I learned a new word today, mumpsimus.
Meaning
1. A view stubbornly held in spite of clear evidence that it’s wrong.
2. A person who holds such a view.
I think it is the word for all the doctors missing the clear evidence they are wrong. Sorry Carol endured so many of them.
Sarah
I learned that word today too on “A.Word.A.Day”! I didn’t think of using it to describe these doctors, but, hey, it works. I wonder how they would react today, 14 years later, to a patient with similar symptoms and test results.

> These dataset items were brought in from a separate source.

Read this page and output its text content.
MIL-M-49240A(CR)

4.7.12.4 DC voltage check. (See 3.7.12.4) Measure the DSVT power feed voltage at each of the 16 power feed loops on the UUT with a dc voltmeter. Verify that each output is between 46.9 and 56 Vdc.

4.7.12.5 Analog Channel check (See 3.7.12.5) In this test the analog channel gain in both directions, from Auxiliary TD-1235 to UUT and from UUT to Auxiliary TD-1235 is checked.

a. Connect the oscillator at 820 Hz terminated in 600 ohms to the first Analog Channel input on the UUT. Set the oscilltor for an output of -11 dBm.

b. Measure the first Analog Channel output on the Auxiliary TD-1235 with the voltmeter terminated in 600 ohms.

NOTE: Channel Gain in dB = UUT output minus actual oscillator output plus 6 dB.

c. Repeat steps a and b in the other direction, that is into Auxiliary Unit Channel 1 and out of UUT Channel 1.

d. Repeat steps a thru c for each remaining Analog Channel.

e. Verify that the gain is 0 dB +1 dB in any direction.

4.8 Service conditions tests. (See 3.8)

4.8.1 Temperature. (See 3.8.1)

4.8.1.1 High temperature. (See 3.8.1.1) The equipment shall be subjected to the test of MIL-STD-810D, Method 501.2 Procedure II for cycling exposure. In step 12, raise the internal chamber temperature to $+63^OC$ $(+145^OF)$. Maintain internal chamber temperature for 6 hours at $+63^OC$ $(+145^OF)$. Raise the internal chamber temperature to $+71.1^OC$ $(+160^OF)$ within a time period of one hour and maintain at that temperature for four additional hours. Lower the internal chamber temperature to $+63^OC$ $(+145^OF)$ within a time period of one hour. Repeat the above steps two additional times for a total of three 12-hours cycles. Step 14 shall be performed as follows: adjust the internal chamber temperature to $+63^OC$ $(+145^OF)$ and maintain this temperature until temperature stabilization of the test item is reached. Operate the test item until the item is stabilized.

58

When it comes to the diagnosis of chronic fatigue syndrome or fibromyalgia, it seems like getting a confirmed diagnosis can take almost a decade. All the while, you undergo so many tests and so many different doctors, some of which may still have trouble accepting that fibromyalgia is a real medical condition. Some studies even suggest that there are many people who end up going undiagnosed. For instance, I read about a study which suggested that a lot of men living with the symptoms of fibromyalgia could be going undiagnosed. This was a shocking read, and I was wondering if you had seen it yet? For anyone who is interested, here is a link to the article that I am referring to: http://www.clinicaltrialsgps.com/news/could-more-men-have-fibromyalgia/
I have been suffering from chronic fatigue and fibromyalgia for over 20 years I am almost bed ridden.My biggest mistake was going to a pain clinics which only made my condition worse.If you can help me please respond to this Email because the pain is unbearable I hurt over my entire body.
Have you tried either low dose naltrexone or medical marijuana. Both can be very helpful.